How can we help students with dietary restrictions find meals at restaurants?
Role: UX Researcher + UX Designer
Tools: Pen & Paper, Balsamiq, Sketch, Invision, Principle
Award: Finalist @ Convergence Innovation Competition
Duration: 3 months
Details: 4 person team project @ Georgia Tech
1 in 6 Americans have a dietary restriction and while some restaurants are accommodating at a face value - "Please inform your server if you have any food allergies or special dietary restrictions", the reality is different.
People with dietary restrictions face issues in their daily life. Students are busy, leaving less time to choose restaurants & look at compatible menu items. Their difficult is amplified by factors like social stigma & having an overall lack of information to take informed decisions.
60% of users mentioned that they found out about their dietary restriction only 0-5 years ago which means they are not well informed about their restrictions and find this transition extremely overwhelming.
Our research showed 35% of people chose ‘Social Stigma’ as the main cause to not bring up their restriction at restaurants which means users are uncomfortable bringning up their dietary restrictions.
Over 40% of students considered themselves to have language barriers, i.e unable to understand or converse in spoken English
How Infograin works?
A mobile app that shows a list of restaurants compatible with users dietary restrictions sorted (by default) on a customized score for each restaurant.
#1 Personalization: Multiple Dietary Restriction Selection
Users can select multiple restrictions and get a list of restaurants encompassing all previously mentioned restrictions.
#2 Discoverability: Color Coded Match Score to indicate the compatibility of the restaurant
Users can quickly browse through compatible restaurants by just looking at the score. This customized match score is based on other user reviews and ratings as well as dishes at a restaurant that fit users dietary restrictions.
#3 Customizability: Menu filtering
Users can filter through the menu based on handy legends but can also view complete menu helpful in social group settings.
Problem Space & Research Questions
Our initial goal was to understand issues students face while grocery shopping but our initial interviews and observations led us to pivot to a more pressing need - the inability to find restaurants to accommodate their dietary restrictions.
- How does student's history (eg, number of years with a restriction) with their dietary restriction inform their process?
- How do users decide on a restaurant to eat out at?
- What influence do social setting and surrounding environment have on their decision-making process?

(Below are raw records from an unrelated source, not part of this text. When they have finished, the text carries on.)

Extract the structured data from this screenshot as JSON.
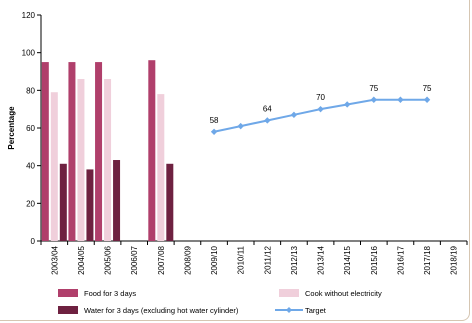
{
  "chart_data": {
    "type": "bar",
    "title": "",
    "xlabel": "",
    "ylabel": "Percentage",
    "ylim": [
      0,
      120
    ],
    "yticks": [
      0,
      20,
      40,
      60,
      80,
      100,
      120
    ],
    "grid": false,
    "legend_position": "bottom",
    "categories": [
      "2003/04",
      "2004/05",
      "2005/06",
      "2006/07",
      "2007/08",
      "2008/09",
      "2009/10",
      "2010/11",
      "2011/12",
      "2012/13",
      "2013/14",
      "2014/15",
      "2015/16",
      "2016/17",
      "2017/18",
      "2018/19"
    ],
    "series": [
      {
        "name": "Food for 3 days",
        "kind": "bar",
        "color": "#b03f6b",
        "values": [
          95,
          95,
          95,
          null,
          96,
          null,
          null,
          null,
          null,
          null,
          null,
          null,
          null,
          null,
          null,
          null
        ]
      },
      {
        "name": "Cook without electricity",
        "kind": "bar",
        "color": "#f0cfdb",
        "values": [
          79,
          86,
          86,
          null,
          78,
          null,
          null,
          null,
          null,
          null,
          null,
          null,
          null,
          null,
          null,
          null
        ]
      },
      {
        "name": "Water for 3 days (excluding hot water cylinder)",
        "kind": "bar",
        "color": "#6e2140",
        "values": [
          41,
          38,
          43,
          null,
          41,
          null,
          null,
          null,
          null,
          null,
          null,
          null,
          null,
          null,
          null,
          null
        ]
      },
      {
        "name": "Target",
        "kind": "line",
        "color": "#6fa8e8",
        "values": [
          null,
          null,
          null,
          null,
          null,
          null,
          58,
          61,
          64,
          67,
          70,
          72.5,
          75,
          75,
          75,
          null
        ]
      }
    ],
    "data_labels": [
      {
        "category": "2009/10",
        "text": "58",
        "value": 58
      },
      {
        "category": "2011/12",
        "text": "64",
        "value": 64
      },
      {
        "category": "2013/14",
        "text": "70",
        "value": 70
      },
      {
        "category": "2015/16",
        "text": "75",
        "value": 75
      },
      {
        "category": "2017/18",
        "text": "75",
        "value": 75
      }
    ]
  }
}
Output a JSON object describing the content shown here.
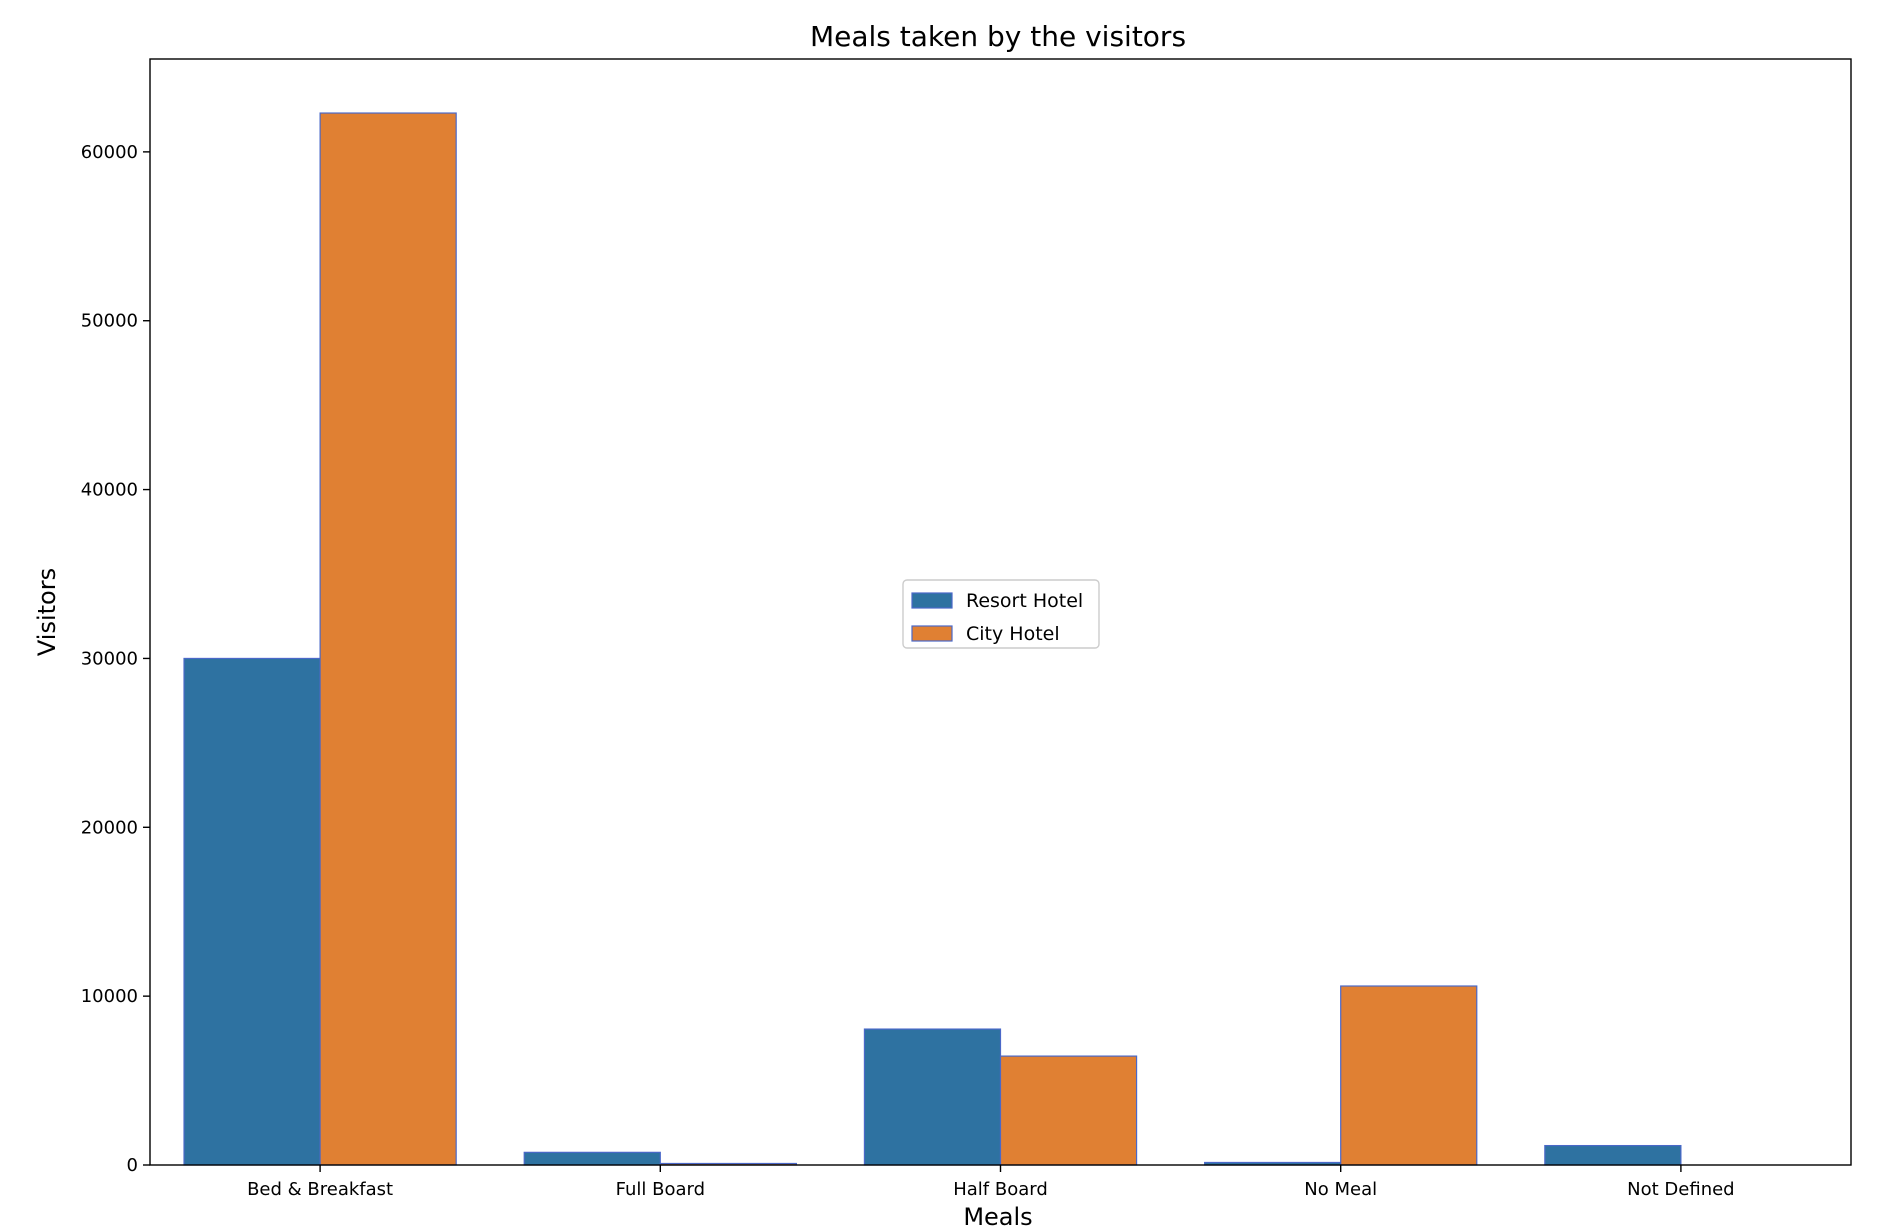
{
  "chart_data": {
    "type": "bar",
    "title": "Meals taken by the visitors",
    "xlabel": "Meals",
    "ylabel": "Visitors",
    "categories": [
      "Bed & Breakfast",
      "Full Board",
      "Half Board",
      "No Meal",
      "Not Defined"
    ],
    "series": [
      {
        "name": "Resort Hotel",
        "color": "#2e72a1",
        "values": [
          30000,
          750,
          8050,
          150,
          1150
        ]
      },
      {
        "name": "City Hotel",
        "color": "#e08033",
        "values": [
          62300,
          90,
          6450,
          10600,
          0
        ]
      }
    ],
    "ylim": [
      0,
      65500
    ],
    "yticks": [
      0,
      10000,
      20000,
      30000,
      40000,
      50000,
      60000
    ],
    "grid": false,
    "legend_position": "center",
    "bar_edge_color": "#4a68c8"
  }
}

From the research, we noticed that three different user groups emerged - Vikki, the voluntary vegan; Vishnu, the international vegetarian student, and Grace, a gluten-free gal because of health issues. This implies that Vikki might be more flexible, Vishnu has a learning process, and Grace who is gluten-free due to health issue. Personas helped us answer an important question - Who are we creating Infograin for?
The question at the back of our minds: how can we simplify the process?
We created a feasiblity vs originality map and placed all the ideas. We further gave score to each idea based on the reach, value for customer and potential revenue for Infograin. This exercise led us to shortlist three ideas which we then showed to users.
Feature Level Decision: Winner or Best of three worlds?
Having obtained informal feedback from concept testing with users, we realized that we could combine the best parts of each design into our solution. We went back to the whiteboard and reviewed each design on a feature level. Mapping user responses to each feature helped us realize that we could take the positive things from each design and converge on those.
We gave 8 users 2 tasks and made the user scenarios realistic drawing from the user research previously conducted.
- Task 1: Pick a restaurant in this area: You only have the maps view available to you and you cannot drill down and click on the restaurant to view their menu.
- Task 2: Pick a dish from a given restaurant: You are going with a friend who does not have any dietary restriction and you need to pick a dish for them as well.
User feedback was concentrated in three areas:
- Selecting dietary restriction
- Map view
- Menu Page
and this is how I incorporated the feedback...
Professionally, I am happy with the way we incorporated user
feedback throughout the project and grounded our design in
extensive user research. This was evident from our final
evaluation which received a SUS rating of 80 and all the
informal feedback we got at the Convergence Innovation Competition.
Personally, this project is extremely close to my heart since it addressed issues that close friends struggle with on a daily basis.
If I had more time part, I would bring Infograin to the next level and explore how it would be able to support a group of users - some with dietary restrictions and some without - to have a delightful experience with food that suits everyone at the table.